To combat this, both new and established players have become more conscious about either reducing the sodium in their products or investing in the more expensive potassium chloride, which contains up to 70% less sodium – something which large brands like Cargill and Beyond Meat use, although this may not be universally practised due to the high cost of the mineral.
Also it must be understood that plant-based meats should not take the place of actual plant products in a person’s diet. Eating a range of vegetables, fruits and legumes in their original state provide more nutrition than plant-based meats can, simply because these products are ultimately processed food.
Instead, the idea is that plantbased meats can be used to replace conventional meat-based protein in people’s diets – simply because these options are better for the environment and aid global sustainability efforts. As with most things in life, eating in moderation is crucial.

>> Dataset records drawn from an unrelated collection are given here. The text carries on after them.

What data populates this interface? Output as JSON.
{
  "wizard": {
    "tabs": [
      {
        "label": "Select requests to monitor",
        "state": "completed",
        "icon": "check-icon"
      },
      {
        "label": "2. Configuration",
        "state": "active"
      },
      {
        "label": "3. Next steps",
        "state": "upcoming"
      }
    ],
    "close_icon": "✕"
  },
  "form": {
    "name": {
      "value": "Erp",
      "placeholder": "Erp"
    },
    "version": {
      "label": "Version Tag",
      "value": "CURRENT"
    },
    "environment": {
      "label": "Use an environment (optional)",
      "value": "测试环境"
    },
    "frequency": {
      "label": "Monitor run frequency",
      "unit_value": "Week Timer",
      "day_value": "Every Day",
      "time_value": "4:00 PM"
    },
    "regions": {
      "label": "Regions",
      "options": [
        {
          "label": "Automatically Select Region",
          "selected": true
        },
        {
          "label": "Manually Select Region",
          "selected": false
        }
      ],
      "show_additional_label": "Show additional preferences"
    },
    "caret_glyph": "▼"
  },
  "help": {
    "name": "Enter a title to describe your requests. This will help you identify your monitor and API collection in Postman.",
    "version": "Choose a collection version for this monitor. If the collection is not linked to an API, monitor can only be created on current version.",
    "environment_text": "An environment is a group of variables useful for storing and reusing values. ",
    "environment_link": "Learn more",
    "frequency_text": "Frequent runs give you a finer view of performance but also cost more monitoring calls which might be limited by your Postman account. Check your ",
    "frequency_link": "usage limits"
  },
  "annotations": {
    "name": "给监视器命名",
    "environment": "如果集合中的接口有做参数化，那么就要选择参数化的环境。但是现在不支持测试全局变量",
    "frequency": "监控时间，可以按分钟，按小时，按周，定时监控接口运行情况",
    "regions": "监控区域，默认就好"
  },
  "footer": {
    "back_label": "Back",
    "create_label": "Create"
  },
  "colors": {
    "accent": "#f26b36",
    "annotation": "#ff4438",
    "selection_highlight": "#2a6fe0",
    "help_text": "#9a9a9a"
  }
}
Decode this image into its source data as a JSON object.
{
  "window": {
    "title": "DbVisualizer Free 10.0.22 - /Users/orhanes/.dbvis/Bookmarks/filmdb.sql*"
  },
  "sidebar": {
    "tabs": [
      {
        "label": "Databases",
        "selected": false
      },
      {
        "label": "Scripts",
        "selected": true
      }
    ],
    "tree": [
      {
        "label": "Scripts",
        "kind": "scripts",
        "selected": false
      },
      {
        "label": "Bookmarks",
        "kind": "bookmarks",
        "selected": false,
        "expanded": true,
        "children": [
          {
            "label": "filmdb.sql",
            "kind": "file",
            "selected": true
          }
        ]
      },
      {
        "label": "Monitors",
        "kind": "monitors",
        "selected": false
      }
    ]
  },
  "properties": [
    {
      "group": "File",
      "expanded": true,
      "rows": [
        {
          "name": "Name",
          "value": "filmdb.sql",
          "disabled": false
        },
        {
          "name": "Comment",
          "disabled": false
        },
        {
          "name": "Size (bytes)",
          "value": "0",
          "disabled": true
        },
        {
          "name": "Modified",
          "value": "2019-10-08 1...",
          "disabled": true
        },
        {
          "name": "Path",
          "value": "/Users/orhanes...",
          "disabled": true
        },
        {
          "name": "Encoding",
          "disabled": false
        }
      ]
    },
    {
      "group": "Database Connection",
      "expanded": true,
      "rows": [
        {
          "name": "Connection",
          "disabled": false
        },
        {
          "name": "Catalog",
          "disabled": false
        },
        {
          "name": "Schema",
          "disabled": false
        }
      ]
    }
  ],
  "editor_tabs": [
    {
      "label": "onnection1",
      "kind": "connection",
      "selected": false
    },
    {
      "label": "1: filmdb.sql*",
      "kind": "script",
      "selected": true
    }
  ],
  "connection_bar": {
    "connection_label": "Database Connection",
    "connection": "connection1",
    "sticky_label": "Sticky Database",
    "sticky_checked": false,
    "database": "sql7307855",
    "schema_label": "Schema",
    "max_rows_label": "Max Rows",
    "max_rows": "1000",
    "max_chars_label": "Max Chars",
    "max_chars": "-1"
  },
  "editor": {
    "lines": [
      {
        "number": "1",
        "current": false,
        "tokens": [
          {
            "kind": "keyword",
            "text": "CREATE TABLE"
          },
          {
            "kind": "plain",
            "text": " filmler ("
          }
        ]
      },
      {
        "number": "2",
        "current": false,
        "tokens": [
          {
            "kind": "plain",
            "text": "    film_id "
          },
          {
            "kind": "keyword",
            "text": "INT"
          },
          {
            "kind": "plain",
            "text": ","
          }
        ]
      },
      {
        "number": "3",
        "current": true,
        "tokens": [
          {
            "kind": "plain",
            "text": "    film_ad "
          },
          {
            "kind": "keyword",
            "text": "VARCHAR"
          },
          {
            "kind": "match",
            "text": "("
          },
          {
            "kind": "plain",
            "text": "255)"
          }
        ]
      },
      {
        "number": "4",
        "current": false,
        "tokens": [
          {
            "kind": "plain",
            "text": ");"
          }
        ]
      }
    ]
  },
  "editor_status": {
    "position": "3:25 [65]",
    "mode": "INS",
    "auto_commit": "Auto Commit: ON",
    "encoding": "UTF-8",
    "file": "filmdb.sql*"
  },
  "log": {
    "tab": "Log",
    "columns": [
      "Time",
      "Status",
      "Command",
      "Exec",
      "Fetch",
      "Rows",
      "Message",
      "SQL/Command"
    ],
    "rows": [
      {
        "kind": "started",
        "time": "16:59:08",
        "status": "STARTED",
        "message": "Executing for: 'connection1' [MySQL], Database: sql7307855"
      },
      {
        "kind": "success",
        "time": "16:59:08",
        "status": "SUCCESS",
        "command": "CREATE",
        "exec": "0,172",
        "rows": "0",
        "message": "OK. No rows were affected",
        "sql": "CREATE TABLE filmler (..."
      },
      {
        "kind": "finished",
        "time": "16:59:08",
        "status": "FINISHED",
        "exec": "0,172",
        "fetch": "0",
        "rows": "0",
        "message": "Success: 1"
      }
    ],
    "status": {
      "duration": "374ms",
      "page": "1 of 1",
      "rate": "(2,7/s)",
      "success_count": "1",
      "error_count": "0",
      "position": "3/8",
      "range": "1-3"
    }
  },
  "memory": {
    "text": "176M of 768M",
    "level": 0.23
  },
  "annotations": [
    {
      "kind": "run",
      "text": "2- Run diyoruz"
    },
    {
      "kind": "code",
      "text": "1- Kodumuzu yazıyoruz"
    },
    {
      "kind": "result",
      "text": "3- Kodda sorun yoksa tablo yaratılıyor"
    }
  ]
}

Ultimately, what remains clear is that the increasing appeal of plant-based meat will drive its long-term entrenchment in global food systems.
“Plant-based meat is here to stay because it fills a genuine need. Especially coming out of a global pandemic, the focus of every country on Earth is on building back better by developing more secure food systems that feed a growing human population without putting our health or the planet at risk. Alternative proteins are at the heart of a more sustainable and just global food system,” says Gosker.